After dominating the world with her fourth album Red, Swift set about constructing a more “sonically cohesive record” in her next project. The result of Swift’s vision was a cut-back of contributors – there were almost 100 on Red compared to just 30 on 1989 – and a shift from the acoustic, folk-driven style of her past albums toward ‘80s synth-pop. The idea for 1989 came to Swift in the middle of the night: “I woke up [one morning] at 4 a.m. and I [decided the album is] called 1989. I’ve been making ‘80s synth-pop [and] I’m just going to do that.”
So what happens when arguably one of the biggest pop-stars in the world modifies a sound that carried her so successfully throughout her career? She creates her most popular album to date, selling in excess of a million copies in the first week of its release. After her 2012 album Red, it was almost impossible to think Swift could become an even greater pop icon than she already was, and yet, thanks to the success of 1989, she did just that.
The rapid and sustained success of the album might almost exclusively be attributed to her change in genre. The movement away from Swift’s trademark acoustic tune to the exciting electronic elements found on 1989 invigorated her sound. And although Swift was aiming to somewhat emulate ‘80s synth-pop, 1989 was a far more modern trajectory for her music.

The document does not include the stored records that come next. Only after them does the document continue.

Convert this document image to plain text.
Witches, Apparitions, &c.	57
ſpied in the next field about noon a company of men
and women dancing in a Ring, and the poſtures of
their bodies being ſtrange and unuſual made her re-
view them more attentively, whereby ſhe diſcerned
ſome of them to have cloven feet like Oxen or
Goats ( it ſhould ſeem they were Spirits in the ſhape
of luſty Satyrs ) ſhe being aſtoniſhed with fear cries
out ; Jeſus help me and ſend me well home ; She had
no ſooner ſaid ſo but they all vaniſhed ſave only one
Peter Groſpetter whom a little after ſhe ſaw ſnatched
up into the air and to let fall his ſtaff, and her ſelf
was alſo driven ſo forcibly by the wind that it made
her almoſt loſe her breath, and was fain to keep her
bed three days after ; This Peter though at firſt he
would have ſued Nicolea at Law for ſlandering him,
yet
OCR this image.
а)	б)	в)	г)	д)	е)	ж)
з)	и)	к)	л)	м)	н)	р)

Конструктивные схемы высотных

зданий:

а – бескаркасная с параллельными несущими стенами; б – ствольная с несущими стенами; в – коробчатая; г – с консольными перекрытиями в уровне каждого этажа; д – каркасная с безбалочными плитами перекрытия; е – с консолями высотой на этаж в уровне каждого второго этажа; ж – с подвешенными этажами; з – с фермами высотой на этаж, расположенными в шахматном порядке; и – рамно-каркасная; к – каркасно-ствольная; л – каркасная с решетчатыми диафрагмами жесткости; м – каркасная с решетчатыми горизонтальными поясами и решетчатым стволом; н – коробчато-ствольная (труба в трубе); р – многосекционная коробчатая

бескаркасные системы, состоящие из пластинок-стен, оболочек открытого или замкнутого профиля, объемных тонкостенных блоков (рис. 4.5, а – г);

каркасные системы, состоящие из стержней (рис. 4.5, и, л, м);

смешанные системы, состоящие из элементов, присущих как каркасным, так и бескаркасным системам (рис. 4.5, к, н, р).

After carving out four folk-driven titles, this directional change was well overdue, and the introduction of an electronic, mostly synth-inspired sound highlighted a new maturity to her songwriting. It completely refreshed Swift’s music, adding unforeseen layers of spice to her pop/folk sound and allowing an exit from former preconceptions that suggested Taylor Swift was still just a high-school sweetheart singing pop songs about boys.